Some new skin care lotions and cleansers contain ceramides. A comparative study of the use of fluocinonide 0.05% cream plus ceramide-containing liquid cleansers and moisture creams versus fluocinonide 0.05% cream plus bar soap in the treatment of mild to moderate eczema was performed. The study showed that the high-potency corticosteroid cream, when used with ceramide-containing skin care products, enhanced the treatment outcome in mild to moderate eczema when compared to the use of the corticosteroid cream used with bar soap. Therefore, ceramide-containing skin care products can help when used in the treatment regimen for mild to moderate eczema.
Additionally, in a study of adult patients with atopic dermatitis, Nakagawa found that the most prevalent adverse reactions to tacrolimus 0.1% ointment were local application site irritations, which generally resolved with continued therapy. The findings suggest that 0.1% tacrolimus ointment is an effective and safe nonsteroidal therapy for adult patients with atopic dermatitis.
Patients should be advised to take general precautions in addition to therapy. These include taking short baths with decreased water temperature, reducing soap usage in affected areas, avoiding harsh cleansers with high pH, avoiding scrubbing, and applying petrolatum-based emollients following bathing, and using humidifiers. Prognosis is generally good, however, if causative factors are not treated, chronic eczema can occur. If prone to secondary infection, bleach baths may of value.
Unusual Clinical Scenarios to Consider in Patient Management
When using the Soak and Smear Treatment, part of the maintenance therapy involves educating patients regarding the need to reduce the use of soap and increase the use of moisturizers. These patients may have flares of the eczema, but once they are educated about the cause and treatment, they can redo the soak and smear treatment and find relief.
What is the Evidence?
Coderch, L, López, O, de la Maza, A, Parra, JL. “Ceramides and skin function”. Am J Clin Dermatol. vol. 4. 2003. pp. 107-29. (The authors shed light on ceramides as the major lipid present in the stratus corneum, and elaborate on their ability to maintain the water permeability and barrier functions of the epidermis. Coderch and his team found that most dermatology conditions with decreased barrier function have ceramide deficiency and alteration.)
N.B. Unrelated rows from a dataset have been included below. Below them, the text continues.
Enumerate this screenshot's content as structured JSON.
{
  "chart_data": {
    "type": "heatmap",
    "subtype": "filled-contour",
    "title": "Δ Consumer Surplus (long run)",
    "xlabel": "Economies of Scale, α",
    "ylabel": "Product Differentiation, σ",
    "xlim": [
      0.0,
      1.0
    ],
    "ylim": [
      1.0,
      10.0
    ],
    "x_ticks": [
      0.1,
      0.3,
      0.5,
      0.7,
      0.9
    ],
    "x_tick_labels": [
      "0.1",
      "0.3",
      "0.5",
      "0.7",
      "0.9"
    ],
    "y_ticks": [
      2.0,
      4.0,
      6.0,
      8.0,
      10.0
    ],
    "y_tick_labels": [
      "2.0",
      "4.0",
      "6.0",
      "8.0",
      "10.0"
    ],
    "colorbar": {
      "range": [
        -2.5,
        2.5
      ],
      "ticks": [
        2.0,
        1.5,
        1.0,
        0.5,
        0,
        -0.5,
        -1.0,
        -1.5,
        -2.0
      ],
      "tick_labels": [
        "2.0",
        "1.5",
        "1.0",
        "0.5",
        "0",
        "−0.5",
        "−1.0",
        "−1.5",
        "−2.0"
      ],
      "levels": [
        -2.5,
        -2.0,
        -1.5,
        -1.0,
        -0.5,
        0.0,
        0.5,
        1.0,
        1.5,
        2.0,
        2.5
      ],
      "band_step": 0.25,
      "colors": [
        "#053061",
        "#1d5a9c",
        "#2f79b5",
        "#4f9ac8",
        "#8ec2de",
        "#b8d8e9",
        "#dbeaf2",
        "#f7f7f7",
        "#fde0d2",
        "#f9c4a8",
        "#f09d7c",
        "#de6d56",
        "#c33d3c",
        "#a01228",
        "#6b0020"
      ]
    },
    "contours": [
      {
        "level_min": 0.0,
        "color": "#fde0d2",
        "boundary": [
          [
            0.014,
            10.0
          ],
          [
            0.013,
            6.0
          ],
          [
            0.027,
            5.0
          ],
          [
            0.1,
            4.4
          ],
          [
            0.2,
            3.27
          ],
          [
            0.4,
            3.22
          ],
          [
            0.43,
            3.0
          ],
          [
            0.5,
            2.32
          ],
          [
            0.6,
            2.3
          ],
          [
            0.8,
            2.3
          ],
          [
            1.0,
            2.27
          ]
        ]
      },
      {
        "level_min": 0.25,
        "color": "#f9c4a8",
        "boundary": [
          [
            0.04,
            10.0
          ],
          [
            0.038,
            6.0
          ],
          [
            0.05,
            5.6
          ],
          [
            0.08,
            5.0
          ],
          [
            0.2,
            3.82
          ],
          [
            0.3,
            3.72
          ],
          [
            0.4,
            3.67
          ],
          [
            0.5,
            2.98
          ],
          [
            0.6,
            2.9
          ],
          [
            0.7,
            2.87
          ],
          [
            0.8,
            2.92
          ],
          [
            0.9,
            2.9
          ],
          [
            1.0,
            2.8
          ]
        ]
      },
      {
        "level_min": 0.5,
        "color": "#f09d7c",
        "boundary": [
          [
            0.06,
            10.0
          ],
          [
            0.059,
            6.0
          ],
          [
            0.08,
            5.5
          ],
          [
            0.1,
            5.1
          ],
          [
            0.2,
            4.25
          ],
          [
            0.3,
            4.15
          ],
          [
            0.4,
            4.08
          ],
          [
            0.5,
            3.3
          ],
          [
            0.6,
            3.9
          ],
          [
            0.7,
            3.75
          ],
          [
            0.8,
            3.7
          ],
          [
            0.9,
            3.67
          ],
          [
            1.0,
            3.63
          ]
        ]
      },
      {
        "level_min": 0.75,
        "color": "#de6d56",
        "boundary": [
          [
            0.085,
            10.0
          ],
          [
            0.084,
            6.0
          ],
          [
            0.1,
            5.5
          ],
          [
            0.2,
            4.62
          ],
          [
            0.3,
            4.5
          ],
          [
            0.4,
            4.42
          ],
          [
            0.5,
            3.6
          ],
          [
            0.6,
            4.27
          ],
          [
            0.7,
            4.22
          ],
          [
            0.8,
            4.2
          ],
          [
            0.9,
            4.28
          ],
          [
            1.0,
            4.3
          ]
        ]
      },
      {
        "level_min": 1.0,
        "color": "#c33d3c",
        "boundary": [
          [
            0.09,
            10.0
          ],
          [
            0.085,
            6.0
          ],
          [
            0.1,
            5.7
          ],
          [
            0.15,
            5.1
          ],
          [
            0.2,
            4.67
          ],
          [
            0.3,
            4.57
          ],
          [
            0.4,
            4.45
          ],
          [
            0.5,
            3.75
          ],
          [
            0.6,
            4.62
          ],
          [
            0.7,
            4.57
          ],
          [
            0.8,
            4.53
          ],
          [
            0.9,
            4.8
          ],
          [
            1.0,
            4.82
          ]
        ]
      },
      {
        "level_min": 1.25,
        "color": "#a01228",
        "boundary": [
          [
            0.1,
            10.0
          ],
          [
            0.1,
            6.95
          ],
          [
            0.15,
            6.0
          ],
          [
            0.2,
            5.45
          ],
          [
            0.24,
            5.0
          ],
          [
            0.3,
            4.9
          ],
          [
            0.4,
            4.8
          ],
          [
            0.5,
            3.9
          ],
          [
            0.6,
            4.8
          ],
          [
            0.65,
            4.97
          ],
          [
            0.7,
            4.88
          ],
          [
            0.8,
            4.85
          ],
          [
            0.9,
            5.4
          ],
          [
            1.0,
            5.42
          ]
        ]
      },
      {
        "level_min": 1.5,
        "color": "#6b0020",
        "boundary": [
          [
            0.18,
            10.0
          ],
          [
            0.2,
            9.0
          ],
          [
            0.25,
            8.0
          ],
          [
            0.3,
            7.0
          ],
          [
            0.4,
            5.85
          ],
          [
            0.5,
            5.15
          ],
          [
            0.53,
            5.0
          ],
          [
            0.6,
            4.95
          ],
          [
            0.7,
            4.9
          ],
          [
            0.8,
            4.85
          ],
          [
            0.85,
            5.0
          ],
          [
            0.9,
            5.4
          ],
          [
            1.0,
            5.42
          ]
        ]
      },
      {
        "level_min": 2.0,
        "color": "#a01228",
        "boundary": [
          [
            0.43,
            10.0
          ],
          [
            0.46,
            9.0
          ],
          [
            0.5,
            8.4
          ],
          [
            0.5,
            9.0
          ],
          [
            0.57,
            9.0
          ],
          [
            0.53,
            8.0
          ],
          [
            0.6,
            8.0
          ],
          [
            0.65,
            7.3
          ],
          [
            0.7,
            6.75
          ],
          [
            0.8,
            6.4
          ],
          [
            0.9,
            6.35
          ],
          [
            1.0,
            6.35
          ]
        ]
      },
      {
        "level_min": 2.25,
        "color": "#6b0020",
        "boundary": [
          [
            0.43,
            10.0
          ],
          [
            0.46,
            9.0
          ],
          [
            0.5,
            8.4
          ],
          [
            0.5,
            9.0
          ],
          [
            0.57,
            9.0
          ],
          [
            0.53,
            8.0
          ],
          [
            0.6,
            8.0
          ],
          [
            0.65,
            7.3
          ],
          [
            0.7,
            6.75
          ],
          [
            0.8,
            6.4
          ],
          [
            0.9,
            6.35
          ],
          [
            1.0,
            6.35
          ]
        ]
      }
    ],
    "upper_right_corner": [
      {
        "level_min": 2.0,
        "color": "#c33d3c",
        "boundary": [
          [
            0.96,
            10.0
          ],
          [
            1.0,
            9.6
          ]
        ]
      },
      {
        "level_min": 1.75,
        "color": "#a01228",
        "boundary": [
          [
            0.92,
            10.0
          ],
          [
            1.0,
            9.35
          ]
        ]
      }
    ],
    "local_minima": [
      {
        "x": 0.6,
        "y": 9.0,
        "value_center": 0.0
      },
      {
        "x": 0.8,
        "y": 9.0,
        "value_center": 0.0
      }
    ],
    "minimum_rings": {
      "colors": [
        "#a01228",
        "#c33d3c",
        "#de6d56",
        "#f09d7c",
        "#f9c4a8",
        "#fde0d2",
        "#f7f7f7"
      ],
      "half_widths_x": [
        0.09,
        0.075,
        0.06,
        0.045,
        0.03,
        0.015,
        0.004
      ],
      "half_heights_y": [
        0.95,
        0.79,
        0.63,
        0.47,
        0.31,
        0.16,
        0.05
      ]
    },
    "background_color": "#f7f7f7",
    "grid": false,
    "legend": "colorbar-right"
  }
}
Gutman, AB, Kligman, AM, Sciacca, J, James, WD. “Soak and Smear: a standard technique revisited”. Arch. Dermatol. vol. 141. 2005. pp. 1556-59. (This study described a simple, inexpensive, effective topical treatment with an accompanying patient educational sheet. Hydration for 20 minutes before bedtime followed by ointment application to wet skin and alteration of cleansing habits, was shown to be an effective method for caring for several common skin conditions.)
Nakagawa, H. “Comparison of the efficacy and safety of 0.1% tacrolimus ointment with topical corticosteroids in adult patients with atopic dermatitis: review of randomised, double-blind clinical studies conducted in Japan”. Clin Drug Investig. vol. 26. 2006. pp. 235-46. (This study compared the efficacy and safety of 0.1% tacrolimus ointment with topical corticosteroids in atopic patients. Nakagawa suggests that 0.1% tacrolimus ointment is an effective and safe nonsteroidal alternative therapy for adult patients with atopic dermatitis.)
Schulz, P, Bunselmeyer B., Bräutigam,, M, Luger, T. “Pimecrolimus cream 1% is effective in asteatotic eczema: results of a randomized, double-blind, vehicle-controlled study in 40 patients”. J Eur Acad Dermatol Venereol. vol. 21. 2007. pp. 90-4. (Schulz et al ran a randomized, double-blind vehicle-controlled study and showed pimecrolimus cream 1% to be effective in treating asteatotic eczema.)